Anticipated number of participants with reasons (or number from previous workshops)

The NA-MIC consortium has made a strong commitment to education and technology transfer by developing a compendium of training materials on the image analysis tools of the NA-MIC kit. Over the past five years, we have delivered 40 hands-on workshops to more than 900 participants, with an average number of 35 participants per workshop. Given the rapid enrollment in our previous workshops and a close correspondence between the goals of our educational materials and the interests of MICCAI attendees, we anticipate that the MICCAI workshop will gather between 30 and 40 participants.


Space requirements and special equipment or technical support needed

The equipment required includes a classroom setting of tables to seat 30-40 attendees with room for them to place their laptop computers, two projectors, and an Internet connection for the instructor.

Ideas for a MICCAI tutorial

  • Goal: Create a program for a MICCAI Tutorial and explain how the MICCAI Community would benefit from the engineering effort and algorithmic contributions accumulated in the NA-MIC Kit for automated image processing. I anticipate that the potential attendees would come from different fields:
    • neuroscience (need for accurate brain segmentation and registration at the cost of run jobs overnight),
    • image-based clinical trials (need for automated image processing on large cohort of patients or animals), and
    • microscopy imaging (need to split the data into blocks that fit into memory and apply the same processing to each block)

We could walk the attendee through the NA-MIC Kit toolbox and explain how to port the image processing task they need (if not already in the NA-MIC Kit) into a Slicer module. For this second aim, I would first demonstrate how to prototype the module using the XML-based user interface. Then I would set up automated builds and testing to process data overnight on the participant's laptop.
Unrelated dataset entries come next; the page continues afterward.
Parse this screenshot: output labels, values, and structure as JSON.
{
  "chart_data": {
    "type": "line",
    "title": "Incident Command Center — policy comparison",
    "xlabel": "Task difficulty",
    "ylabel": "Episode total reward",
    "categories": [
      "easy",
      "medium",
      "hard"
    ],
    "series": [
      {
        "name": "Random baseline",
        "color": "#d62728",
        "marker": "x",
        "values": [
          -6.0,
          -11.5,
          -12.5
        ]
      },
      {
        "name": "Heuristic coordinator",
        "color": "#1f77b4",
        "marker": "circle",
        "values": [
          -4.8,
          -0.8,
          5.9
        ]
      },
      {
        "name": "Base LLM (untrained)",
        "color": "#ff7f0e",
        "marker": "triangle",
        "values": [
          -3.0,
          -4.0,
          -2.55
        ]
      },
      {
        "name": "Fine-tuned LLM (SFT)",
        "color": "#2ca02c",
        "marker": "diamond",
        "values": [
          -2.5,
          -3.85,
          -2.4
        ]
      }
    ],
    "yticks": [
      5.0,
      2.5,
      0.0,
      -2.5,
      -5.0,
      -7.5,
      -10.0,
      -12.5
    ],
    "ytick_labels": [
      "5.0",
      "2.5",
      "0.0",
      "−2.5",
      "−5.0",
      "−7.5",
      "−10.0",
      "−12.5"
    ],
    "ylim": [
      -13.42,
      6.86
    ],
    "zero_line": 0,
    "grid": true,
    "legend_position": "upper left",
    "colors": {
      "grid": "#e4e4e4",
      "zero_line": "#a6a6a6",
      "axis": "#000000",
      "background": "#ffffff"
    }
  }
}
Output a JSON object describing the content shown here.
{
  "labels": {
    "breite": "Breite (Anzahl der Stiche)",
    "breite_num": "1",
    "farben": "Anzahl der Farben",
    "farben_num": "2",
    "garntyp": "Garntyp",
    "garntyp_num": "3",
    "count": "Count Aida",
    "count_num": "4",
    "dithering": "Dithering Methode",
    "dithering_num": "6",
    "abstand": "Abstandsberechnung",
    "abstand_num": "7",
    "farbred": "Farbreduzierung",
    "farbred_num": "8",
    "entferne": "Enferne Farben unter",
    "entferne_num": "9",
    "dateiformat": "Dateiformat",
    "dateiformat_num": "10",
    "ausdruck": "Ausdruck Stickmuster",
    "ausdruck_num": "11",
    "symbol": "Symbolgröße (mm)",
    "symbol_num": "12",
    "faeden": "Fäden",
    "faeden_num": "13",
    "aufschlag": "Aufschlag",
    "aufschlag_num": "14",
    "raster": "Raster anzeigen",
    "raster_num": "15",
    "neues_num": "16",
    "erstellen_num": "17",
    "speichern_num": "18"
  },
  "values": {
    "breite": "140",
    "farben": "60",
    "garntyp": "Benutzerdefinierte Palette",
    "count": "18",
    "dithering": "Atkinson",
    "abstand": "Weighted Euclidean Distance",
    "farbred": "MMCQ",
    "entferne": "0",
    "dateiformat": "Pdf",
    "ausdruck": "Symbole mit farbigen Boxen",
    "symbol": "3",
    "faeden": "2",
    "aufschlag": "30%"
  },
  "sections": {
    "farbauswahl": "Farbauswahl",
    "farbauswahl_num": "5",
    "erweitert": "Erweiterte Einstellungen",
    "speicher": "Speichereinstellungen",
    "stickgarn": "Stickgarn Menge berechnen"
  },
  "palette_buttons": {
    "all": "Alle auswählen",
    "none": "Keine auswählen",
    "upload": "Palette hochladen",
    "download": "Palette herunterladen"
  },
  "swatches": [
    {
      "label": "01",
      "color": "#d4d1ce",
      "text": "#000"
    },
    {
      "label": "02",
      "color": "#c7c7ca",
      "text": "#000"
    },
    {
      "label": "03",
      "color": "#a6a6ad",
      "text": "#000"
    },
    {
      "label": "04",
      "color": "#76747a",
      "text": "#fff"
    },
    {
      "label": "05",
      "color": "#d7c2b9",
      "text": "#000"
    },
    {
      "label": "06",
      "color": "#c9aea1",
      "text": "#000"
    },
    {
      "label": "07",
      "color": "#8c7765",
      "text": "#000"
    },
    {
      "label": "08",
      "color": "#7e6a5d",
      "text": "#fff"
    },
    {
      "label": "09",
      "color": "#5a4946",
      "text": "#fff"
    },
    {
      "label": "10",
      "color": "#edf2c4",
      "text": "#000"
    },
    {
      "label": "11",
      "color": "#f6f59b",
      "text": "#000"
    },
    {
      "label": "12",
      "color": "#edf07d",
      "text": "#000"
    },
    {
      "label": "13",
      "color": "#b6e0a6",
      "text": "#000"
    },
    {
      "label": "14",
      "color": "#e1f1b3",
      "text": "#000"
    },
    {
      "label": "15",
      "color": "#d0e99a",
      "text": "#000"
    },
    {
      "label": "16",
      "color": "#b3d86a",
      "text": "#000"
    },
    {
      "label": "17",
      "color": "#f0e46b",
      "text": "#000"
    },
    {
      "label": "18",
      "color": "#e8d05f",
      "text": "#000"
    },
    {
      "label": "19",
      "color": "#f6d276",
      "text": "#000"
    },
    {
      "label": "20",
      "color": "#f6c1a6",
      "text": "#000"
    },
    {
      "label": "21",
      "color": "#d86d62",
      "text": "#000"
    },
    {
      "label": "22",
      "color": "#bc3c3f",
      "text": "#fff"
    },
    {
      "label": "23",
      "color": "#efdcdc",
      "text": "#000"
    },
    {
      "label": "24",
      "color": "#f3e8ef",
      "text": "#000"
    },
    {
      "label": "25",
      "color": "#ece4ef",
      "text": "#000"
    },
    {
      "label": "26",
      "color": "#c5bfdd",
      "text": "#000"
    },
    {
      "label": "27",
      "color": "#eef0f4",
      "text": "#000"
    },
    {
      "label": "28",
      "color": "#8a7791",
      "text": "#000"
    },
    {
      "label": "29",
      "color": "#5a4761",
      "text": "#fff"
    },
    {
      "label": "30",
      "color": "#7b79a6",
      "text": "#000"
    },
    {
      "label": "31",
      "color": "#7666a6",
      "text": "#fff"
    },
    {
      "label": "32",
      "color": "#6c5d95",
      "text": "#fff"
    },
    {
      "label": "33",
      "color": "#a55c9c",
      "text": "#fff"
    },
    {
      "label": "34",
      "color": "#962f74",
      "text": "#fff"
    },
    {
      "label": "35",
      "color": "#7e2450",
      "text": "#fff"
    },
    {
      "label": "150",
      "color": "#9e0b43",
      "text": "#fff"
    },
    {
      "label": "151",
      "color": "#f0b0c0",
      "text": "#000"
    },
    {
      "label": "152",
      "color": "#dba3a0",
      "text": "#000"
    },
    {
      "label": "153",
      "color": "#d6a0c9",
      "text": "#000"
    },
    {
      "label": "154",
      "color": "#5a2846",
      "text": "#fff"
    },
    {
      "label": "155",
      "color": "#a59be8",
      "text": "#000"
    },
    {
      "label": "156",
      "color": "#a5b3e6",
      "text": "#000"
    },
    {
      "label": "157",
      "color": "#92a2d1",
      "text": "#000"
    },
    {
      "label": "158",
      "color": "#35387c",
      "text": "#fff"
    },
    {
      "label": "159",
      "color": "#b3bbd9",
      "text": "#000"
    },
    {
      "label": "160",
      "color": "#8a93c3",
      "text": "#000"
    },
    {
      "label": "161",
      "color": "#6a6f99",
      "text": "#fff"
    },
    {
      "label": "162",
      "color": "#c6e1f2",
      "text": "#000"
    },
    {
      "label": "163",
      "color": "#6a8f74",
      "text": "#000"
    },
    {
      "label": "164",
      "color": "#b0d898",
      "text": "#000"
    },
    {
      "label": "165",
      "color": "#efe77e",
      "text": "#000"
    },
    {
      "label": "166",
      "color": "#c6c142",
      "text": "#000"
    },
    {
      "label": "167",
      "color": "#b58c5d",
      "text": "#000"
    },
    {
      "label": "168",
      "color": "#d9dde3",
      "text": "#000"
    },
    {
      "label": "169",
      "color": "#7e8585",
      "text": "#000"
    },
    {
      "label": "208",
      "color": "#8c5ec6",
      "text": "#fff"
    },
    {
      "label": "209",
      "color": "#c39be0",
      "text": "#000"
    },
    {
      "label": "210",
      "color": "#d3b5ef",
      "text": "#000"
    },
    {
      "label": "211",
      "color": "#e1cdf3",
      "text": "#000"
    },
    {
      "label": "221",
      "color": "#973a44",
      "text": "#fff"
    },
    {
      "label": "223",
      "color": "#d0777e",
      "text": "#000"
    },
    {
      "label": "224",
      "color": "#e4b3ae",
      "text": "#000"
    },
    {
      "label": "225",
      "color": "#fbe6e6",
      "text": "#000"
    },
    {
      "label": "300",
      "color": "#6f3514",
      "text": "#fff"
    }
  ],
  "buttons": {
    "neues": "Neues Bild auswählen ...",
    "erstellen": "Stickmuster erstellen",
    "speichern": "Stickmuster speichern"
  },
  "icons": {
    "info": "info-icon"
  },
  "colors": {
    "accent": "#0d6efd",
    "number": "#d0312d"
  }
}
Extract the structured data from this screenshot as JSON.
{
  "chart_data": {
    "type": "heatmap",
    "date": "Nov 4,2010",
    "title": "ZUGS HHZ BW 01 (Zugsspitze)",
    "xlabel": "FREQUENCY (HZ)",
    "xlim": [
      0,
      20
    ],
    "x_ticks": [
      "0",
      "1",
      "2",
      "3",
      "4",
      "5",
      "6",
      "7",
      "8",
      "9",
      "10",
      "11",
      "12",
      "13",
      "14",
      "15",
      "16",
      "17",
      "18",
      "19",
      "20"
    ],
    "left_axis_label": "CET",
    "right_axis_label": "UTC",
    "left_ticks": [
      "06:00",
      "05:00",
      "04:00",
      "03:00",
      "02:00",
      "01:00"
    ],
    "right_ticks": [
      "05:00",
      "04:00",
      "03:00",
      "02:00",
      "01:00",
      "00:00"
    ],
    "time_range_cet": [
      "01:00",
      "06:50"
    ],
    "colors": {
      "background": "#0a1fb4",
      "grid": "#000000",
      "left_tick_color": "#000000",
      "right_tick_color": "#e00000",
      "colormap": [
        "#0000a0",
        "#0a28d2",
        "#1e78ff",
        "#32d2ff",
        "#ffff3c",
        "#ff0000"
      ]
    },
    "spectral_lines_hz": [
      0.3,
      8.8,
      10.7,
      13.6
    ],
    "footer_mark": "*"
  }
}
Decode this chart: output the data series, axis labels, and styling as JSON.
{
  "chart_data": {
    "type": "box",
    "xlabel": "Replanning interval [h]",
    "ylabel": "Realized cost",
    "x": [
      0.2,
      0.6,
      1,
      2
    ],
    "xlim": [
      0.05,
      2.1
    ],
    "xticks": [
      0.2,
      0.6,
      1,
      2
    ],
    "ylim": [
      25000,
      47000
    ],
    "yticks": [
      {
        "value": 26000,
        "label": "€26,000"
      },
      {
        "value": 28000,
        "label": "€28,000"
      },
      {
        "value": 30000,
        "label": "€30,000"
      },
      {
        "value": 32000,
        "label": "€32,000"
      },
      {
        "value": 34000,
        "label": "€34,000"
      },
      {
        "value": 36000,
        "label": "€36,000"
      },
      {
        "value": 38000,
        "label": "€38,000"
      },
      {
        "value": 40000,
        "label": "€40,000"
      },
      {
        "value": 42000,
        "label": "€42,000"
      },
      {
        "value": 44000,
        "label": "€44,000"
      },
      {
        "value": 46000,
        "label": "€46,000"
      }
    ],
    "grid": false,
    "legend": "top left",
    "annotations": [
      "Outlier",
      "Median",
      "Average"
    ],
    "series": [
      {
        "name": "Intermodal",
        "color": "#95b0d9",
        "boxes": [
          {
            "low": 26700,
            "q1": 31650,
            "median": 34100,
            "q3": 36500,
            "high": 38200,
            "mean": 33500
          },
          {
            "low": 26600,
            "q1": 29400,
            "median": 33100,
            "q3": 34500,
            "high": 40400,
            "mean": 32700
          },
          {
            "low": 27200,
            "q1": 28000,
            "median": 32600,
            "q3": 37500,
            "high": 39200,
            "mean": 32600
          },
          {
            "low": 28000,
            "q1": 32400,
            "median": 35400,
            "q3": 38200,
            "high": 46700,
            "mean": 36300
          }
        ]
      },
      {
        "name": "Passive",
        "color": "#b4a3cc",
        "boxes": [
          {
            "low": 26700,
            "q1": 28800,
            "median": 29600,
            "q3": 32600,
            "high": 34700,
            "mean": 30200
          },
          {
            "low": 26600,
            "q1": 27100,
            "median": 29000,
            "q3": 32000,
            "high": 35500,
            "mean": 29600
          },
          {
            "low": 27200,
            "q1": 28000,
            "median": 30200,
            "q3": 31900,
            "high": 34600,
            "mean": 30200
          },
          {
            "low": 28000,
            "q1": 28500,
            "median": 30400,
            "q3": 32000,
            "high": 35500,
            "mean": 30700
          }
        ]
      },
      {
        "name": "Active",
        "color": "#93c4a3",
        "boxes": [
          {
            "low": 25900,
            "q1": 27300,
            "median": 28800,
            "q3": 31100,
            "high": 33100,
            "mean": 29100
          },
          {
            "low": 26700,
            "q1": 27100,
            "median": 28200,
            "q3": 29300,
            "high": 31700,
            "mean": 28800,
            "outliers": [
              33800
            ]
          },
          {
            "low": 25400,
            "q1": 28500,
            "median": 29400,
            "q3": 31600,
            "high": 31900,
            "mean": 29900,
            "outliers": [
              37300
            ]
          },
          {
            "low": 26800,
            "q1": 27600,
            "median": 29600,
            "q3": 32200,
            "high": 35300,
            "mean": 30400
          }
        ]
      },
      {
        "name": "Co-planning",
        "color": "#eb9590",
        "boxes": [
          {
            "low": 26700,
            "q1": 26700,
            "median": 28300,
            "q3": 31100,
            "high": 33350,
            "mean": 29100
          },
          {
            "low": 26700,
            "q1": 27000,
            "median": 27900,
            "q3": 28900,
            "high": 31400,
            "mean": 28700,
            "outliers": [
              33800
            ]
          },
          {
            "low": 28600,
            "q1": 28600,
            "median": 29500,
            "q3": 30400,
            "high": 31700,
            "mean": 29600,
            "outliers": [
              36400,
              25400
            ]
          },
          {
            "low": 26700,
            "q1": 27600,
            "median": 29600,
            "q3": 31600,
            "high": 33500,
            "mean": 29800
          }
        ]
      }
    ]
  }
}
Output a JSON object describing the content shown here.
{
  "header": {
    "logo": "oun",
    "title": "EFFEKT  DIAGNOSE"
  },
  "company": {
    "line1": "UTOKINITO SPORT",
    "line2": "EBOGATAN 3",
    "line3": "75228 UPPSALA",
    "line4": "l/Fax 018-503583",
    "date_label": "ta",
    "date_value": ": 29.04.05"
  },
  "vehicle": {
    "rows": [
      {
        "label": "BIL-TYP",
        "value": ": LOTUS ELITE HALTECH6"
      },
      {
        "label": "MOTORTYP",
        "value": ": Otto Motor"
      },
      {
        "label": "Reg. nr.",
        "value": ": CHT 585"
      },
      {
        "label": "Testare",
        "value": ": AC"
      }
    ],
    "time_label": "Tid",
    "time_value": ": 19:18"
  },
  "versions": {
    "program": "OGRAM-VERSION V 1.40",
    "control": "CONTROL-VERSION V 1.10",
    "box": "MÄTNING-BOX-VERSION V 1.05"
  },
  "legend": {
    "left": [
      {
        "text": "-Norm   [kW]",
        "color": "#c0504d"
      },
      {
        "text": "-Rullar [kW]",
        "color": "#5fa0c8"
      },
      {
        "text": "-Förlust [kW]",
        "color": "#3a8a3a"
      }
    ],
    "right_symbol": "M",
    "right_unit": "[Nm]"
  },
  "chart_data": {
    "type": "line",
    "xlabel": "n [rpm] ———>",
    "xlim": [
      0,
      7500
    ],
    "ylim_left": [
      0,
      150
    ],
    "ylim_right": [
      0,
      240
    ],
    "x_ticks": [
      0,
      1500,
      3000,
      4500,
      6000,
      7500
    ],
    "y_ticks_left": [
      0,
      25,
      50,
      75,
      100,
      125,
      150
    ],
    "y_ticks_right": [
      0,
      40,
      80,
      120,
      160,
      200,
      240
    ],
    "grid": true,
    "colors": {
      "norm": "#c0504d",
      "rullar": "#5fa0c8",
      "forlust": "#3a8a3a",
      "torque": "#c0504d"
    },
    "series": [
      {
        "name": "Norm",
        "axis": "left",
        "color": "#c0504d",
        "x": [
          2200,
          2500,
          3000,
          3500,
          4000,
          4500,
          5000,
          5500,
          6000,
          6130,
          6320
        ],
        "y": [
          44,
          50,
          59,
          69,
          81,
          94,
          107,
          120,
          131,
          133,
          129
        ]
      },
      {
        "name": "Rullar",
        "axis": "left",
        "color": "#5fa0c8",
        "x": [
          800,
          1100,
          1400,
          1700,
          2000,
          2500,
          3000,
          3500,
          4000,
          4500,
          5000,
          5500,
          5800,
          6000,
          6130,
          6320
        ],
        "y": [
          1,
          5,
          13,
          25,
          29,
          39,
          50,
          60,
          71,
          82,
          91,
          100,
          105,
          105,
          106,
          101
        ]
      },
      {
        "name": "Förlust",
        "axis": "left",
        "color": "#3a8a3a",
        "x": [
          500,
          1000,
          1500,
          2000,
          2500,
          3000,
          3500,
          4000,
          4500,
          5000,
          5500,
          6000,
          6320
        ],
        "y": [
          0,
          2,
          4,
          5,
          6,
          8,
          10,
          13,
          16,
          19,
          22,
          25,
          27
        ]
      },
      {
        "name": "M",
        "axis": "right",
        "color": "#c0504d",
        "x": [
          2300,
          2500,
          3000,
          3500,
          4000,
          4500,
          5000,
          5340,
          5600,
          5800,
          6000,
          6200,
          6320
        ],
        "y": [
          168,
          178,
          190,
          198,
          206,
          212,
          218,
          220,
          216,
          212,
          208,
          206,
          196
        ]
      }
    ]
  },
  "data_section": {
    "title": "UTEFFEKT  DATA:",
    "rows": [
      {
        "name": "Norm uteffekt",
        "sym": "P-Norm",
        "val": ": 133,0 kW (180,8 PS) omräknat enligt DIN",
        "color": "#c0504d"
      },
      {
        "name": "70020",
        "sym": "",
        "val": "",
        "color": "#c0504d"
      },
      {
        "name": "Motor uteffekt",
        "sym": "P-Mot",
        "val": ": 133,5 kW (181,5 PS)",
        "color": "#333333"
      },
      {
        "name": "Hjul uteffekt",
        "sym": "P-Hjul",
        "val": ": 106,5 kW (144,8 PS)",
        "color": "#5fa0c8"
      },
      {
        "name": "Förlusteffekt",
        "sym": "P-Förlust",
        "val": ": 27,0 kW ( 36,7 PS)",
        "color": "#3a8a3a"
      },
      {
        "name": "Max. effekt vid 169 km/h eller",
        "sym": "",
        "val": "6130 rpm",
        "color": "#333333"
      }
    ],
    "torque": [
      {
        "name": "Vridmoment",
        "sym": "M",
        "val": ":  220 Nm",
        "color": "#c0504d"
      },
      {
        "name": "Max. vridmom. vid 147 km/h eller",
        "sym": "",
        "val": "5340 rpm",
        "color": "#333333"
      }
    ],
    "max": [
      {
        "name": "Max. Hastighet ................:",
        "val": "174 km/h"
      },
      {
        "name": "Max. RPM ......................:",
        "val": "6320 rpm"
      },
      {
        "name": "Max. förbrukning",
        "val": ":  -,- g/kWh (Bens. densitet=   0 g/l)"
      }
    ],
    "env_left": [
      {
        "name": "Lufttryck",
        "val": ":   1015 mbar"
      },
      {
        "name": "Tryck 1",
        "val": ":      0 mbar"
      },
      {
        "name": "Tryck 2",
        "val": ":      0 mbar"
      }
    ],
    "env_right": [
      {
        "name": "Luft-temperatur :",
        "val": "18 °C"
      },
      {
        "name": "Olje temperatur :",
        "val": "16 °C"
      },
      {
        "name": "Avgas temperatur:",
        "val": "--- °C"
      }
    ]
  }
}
Finally I could explain how to port the same setup to a server and schedule large scale automated processing.

The message to the MICCAI Committee would be that our tutorial will allow attendees to make their algorithms available to a larger audience (collaborators and non-collaborators) and to develop new algorithms for automated applications. Increasing the visibility of existing MICCAI publications and extending the scope for future MICCAI conferences would be two convincing arguments.